Взмокший, уставший, голодный, но вполне довольный своей работой, Митя, сложив краски и закрыв этюдник, собрался было уже уходить, как вдруг увидел стоящую поодаль от него женскую фигурку. Солнце уже опустилось и лохматым вишневым шаром еще источало яркое теплое сияние. Все вокруг было розовым: и вода в реке, и кусты, и фигурка на берегу. Очевидно, это была та самая девушка, о которой он мечтал весь день. У художников так часто бывает – и люди верят этому, – что портреты оживают, и прекрасные женщины, грациозно перемахнув через рамку картины, спрыгивают на грешную землю и целуют свежими теплыми губами своих творцов, они обнимают их нежными руками, говорят разные приятные слова и позволяют любить себя до утра. А утром возвращаются в свой линейный, пахнувший красками мир и продолжают смотреть оттуда всю оставшуюся жизнь.

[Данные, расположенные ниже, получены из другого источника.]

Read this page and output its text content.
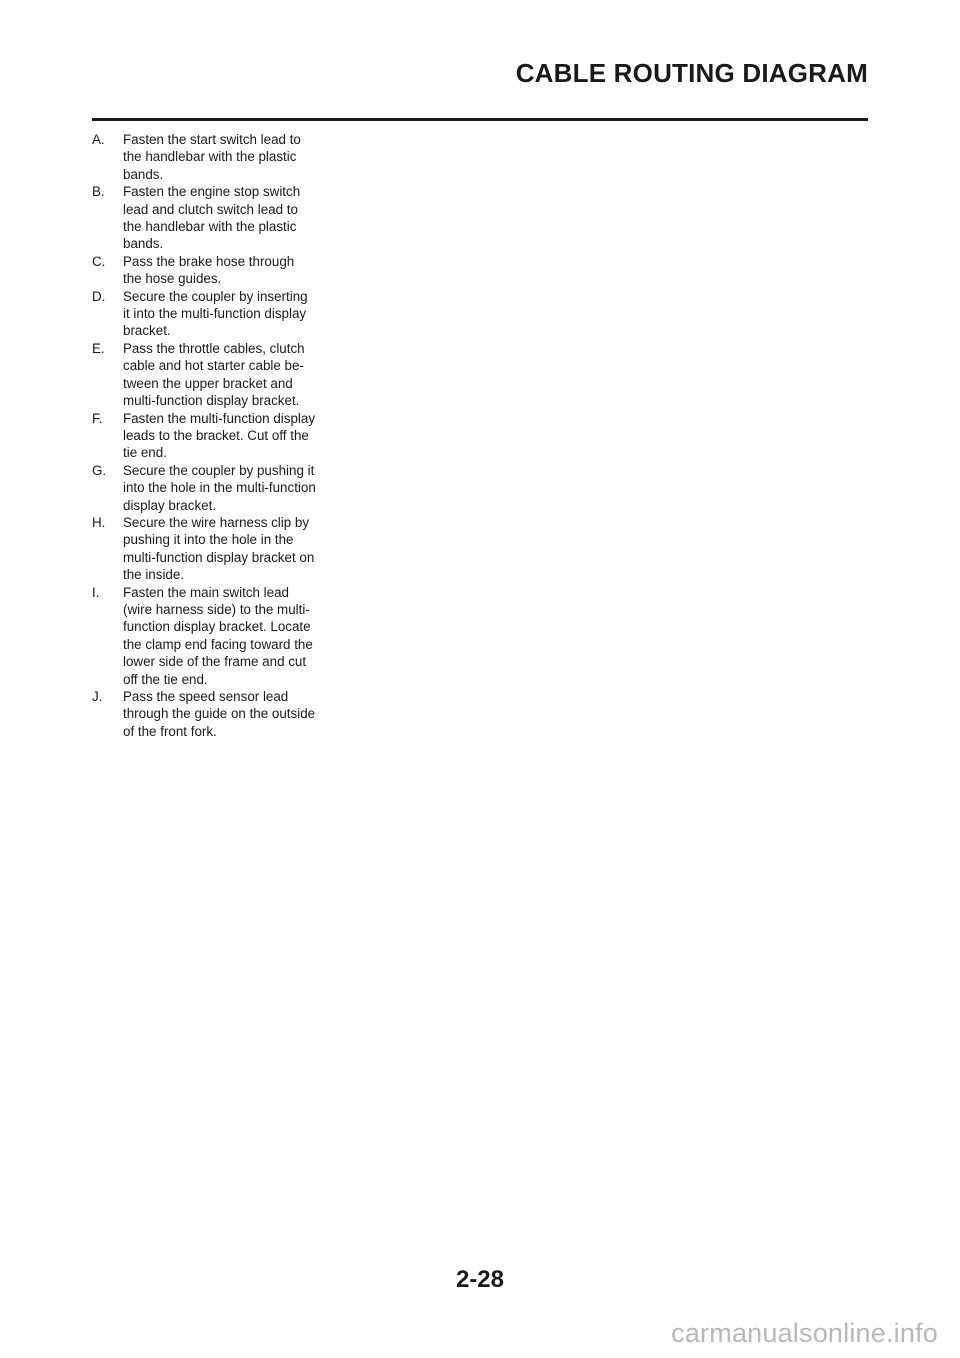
CABLE ROUTING DIAGRAM
A.	Fasten the start switch lead to
the handlebar with the plastic
bands.
B.	Fasten the engine stop switch
lead and clutch switch lead to
the handlebar with the plastic
bands.
C.	Pass the brake hose through
the hose guides.
D.	Secure the coupler by inserting
it into the multi-function display
bracket.
E.	Pass the throttle cables, clutch
cable and hot starter cable be-
tween the upper bracket and
multi-function display bracket.
F.	Fasten the multi-function display
leads to the bracket. Cut off the
tie end.
G.	Secure the coupler by pushing it
into the hole in the multi-function
display bracket.
H.	Secure the wire harness clip by
pushing it into the hole in the
multi-function display bracket on
the inside.
I.	Fasten the main switch lead
(wire harness side) to the multi-
function display bracket. Locate
the clamp end facing toward the
lower side of the frame and cut
off the tie end.
J.	Pass the speed sensor lead
through the guide on the outside
of the front fork.
2-28
carmanualsonline.info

Теперь наступила пора Дмитрия. Он подошел к девушке и обнял ее. Они лежали на теплой, еще не успевшей остыть от солнечных лучей траве и целовались до головокружения. Нежные колени ее, влажные от зеленого сока листьев одуванчика и травы, были прохладными и гладкими, как фарфор. Он пытался согреть ее своим телом, но она лишь зябко жалась к нему, выискивая на плече мягкую впадину, где, найдя ее, сморенная ласками, на несколько минут замерла. Она дышала тихо и ровно, и от этого благостного покоя, от богатых красок заката, игравшего всюду, куда ни посмотри, воспаленными бликами от молочной розовости до глубокой рубиновой сумеречности, Митя вздохнул в голос, как вздыхают, пробуждаясь от несбыточных снов, хорошо понимая это. Словно в ответ на эту непосредственность женщина легко поднялась и, прихрамывая, пошла в сторону дороги, ведущей на станцию. Митя весь покрылся испариной, холодная липкость которой в момент отрезвила его: Марта!
– Марта! – Он кинулся вслед за ней и схватил ее за руку.
Солнце уже зашло, и волосы, казавшиеся ему совсем недавно золотыми, холодно-русыми завитками хлестнули его по лицу. Марта смотрела на него отсутствующим взглядом. Наверное, она все поняла.
– Ну что, мальчик, наигрался с тетей?
– Нет, не говори так! Ты… ты приехала на электричке?
– Нет, на велосипеде.
Чувствовалось, что она устала, устала от всего: от Мити, от себя, от своей любви.
– Куда же ты? Пойдем домой, там отец, он обрадуется.
– Нет, не обрадуется. – Она, теребя воротник его рубашки, усмехнулась: – Там Лиза, они на веранде пьют чай. И им хорошо вдвоем.
Она вырвала свою руку и побежала по тропинке. Митя догнал ее, проводил до станции, по дороге как мог успокаивал, целовал мокрое от слез лицо, обнимал ее, дрожащую, а когда подошла электричка, помог подняться, постоял немного на перроне и… вошел вслед за ней.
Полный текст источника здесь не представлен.